Listening is hard work and failing to listen leads to many of the misunderstandings that make cooperation so difficult.
In addition to active listening, use simple language. If physician leaders speak or write in a swirl of obscure terms and jargon, they will just confuse people. There is nothing wrong with using plain, direct language to convey a message.
Also, remember simple courtesies. "Thank you" are two words that are used less often than they should be in the hospital environment. Good manners and appreciation foster a congenial atmosphere and motivate staff to perform better.
Medical staff leaders and members deserve thanks for the hard work they do for their patients, colleagues, and the hospital.
Consider sending personal notes to physicians to let them know you appreciate the job they did on a particular quality improvement committee project, or to a new physician leaders’ family members thanking them for sharing their loved one’s time with the hospital.
The idea that employers should empathize with their workers is relatively new.
Just ask Bob Cratchit how empathetic his employer, Mr. Scrooge, was in Victorian-era England. Of course, by the end of the Charles Dickens classic A Christmas Carol, and thanks to some supernatural intervention, Scrooge came around and developed genuine sympathy for the plight of the Cratchit family.
But sympathy is not the same as empathy.
First, sympathy is defined as a "feeling," whereas empathy is defined as an "action." Second, sympathy is caring about or being sorry about someone else’s misfortune; empathy is deeper—understanding and vicariously experiencing another’s feelings.
Empathy is important in the employer-employee context because it better motivates concrete action and changes in policies. An employer that knows what it’s like to struggle to afford childcare is more likely to offer employer-sponsored, on-site day care than an employer that simply "feels sorry" for workers struggling to pay for childcare.
This is where the concept of “radical empathy” comes in. Radical empathy involves actively putting yourself in others’ shoes you’d like to empathize with—to the extent reasonably possible.
In an article for Fortune, Nicole Goodkind wrote how corporate leaders were put in the shoes of visually impaired employees by being blindfolded and led through a series of exercises where they were asked to talk with one another without revealing their official titles.

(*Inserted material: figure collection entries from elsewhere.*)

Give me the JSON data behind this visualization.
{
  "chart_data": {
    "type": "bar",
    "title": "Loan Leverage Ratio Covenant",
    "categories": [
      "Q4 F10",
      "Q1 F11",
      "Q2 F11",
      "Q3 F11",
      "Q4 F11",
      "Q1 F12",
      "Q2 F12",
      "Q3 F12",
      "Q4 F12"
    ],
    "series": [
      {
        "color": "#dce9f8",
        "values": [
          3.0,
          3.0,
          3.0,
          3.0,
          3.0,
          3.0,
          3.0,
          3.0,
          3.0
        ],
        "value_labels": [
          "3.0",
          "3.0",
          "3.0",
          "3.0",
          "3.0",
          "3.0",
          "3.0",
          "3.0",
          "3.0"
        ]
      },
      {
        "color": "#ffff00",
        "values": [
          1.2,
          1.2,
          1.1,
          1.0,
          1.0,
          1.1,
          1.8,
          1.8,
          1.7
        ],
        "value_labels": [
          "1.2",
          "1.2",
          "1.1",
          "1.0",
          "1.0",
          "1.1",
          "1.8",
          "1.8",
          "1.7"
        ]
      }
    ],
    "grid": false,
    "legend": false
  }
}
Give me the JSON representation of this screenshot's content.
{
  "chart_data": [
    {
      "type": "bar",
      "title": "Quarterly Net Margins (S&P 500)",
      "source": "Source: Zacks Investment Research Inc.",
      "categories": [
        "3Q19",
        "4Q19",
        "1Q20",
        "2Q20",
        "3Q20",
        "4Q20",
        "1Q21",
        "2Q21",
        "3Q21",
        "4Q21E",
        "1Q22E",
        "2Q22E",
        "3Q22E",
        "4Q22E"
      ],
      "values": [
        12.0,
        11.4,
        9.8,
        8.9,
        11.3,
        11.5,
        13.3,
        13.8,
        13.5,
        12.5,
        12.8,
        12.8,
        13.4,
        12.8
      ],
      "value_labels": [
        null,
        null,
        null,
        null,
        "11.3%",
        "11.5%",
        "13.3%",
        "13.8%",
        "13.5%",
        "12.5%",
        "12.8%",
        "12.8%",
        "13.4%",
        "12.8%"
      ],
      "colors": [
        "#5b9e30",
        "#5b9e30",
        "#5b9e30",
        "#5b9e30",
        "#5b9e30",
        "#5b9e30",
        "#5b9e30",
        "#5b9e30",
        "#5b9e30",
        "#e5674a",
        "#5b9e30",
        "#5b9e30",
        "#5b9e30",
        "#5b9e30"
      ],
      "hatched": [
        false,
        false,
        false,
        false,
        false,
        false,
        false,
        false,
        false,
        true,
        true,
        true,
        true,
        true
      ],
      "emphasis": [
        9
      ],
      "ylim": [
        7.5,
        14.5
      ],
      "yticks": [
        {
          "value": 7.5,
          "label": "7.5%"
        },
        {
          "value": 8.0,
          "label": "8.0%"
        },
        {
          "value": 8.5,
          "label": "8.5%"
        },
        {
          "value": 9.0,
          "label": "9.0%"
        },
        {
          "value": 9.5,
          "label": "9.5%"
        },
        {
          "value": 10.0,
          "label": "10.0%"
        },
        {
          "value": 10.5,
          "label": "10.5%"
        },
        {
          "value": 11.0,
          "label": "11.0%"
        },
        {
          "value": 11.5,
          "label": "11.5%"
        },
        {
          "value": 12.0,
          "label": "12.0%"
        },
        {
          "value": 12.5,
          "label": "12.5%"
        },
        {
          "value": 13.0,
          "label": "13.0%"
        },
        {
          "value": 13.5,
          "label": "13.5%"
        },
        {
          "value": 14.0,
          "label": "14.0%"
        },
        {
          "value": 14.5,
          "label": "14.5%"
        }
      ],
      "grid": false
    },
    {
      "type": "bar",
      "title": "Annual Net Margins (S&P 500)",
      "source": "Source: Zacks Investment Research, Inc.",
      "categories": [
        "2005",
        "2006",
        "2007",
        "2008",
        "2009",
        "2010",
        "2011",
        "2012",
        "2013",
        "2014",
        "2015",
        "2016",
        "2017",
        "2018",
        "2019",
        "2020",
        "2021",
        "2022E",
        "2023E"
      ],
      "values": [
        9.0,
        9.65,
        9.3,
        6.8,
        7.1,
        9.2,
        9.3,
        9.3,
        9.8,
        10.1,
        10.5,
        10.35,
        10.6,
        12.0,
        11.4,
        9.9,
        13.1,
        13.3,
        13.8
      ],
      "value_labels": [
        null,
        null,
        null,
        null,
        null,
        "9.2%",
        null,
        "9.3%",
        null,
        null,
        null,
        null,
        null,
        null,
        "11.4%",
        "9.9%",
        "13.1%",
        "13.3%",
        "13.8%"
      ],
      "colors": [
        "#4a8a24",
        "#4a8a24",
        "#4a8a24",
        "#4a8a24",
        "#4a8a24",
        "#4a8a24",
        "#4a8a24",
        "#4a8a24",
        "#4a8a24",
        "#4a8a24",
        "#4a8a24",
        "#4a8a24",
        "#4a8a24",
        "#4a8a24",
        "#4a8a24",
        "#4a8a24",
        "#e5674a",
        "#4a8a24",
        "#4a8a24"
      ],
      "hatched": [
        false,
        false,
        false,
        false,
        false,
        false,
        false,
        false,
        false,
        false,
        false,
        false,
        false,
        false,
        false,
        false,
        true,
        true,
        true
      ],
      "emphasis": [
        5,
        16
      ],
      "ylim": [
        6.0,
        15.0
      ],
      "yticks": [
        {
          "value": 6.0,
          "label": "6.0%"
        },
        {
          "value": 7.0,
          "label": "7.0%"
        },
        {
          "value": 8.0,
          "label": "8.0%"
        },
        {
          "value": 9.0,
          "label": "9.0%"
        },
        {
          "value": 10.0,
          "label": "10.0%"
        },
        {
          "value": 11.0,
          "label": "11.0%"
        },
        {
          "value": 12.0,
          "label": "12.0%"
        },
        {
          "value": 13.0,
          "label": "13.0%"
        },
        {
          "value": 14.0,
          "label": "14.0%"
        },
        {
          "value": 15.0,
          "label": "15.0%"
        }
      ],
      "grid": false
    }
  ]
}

Radical empathy may sound, well, radical, but the trend illustrates both the importance and the challenge of creating genuine empathy toward employees to drive meaningful discussion and change.
The attorney for a former top executive of Novant Health who was awarded $10 million in October by a federal jury says the discrimination lawsuit was not a statement against diversity and inclusion initiatives.
David Duvall's 2019 lawsuit said he lost his job as senior vice president of marketing and communication the year before because of Novant's effort to diversify its top leadership—and he is a white male.
The firing came without warning or explanation shortly before his fifth anniversary with the North Carolina-based health system, and he was replaced by two women, one Black and one white, according to the lawsuit.
Duvall accused Novant of violating Title VII of the Civil Rights Act, which prohibits race and gender discrimination in the workplace.
"The jury learned that Duvall was a strong advocate of diversity and inclusion at Novant; that was one irony in his termination," his attorney, S. Luke Largess, said in a statement.
Novant plans to appeal, according to a statement issued by the company.
"Novant Health is one of thousands of organizations to put in place robust diversity and inclusion programs, which we believe can co-exist alongside strong non-discriminatory policies that extend to all races and genders, including white men," the statement said. "It’s important for all current and future team members to know that this verdict will not change Novant Health’s steadfast commitment to diversity, inclusion, and equity for all."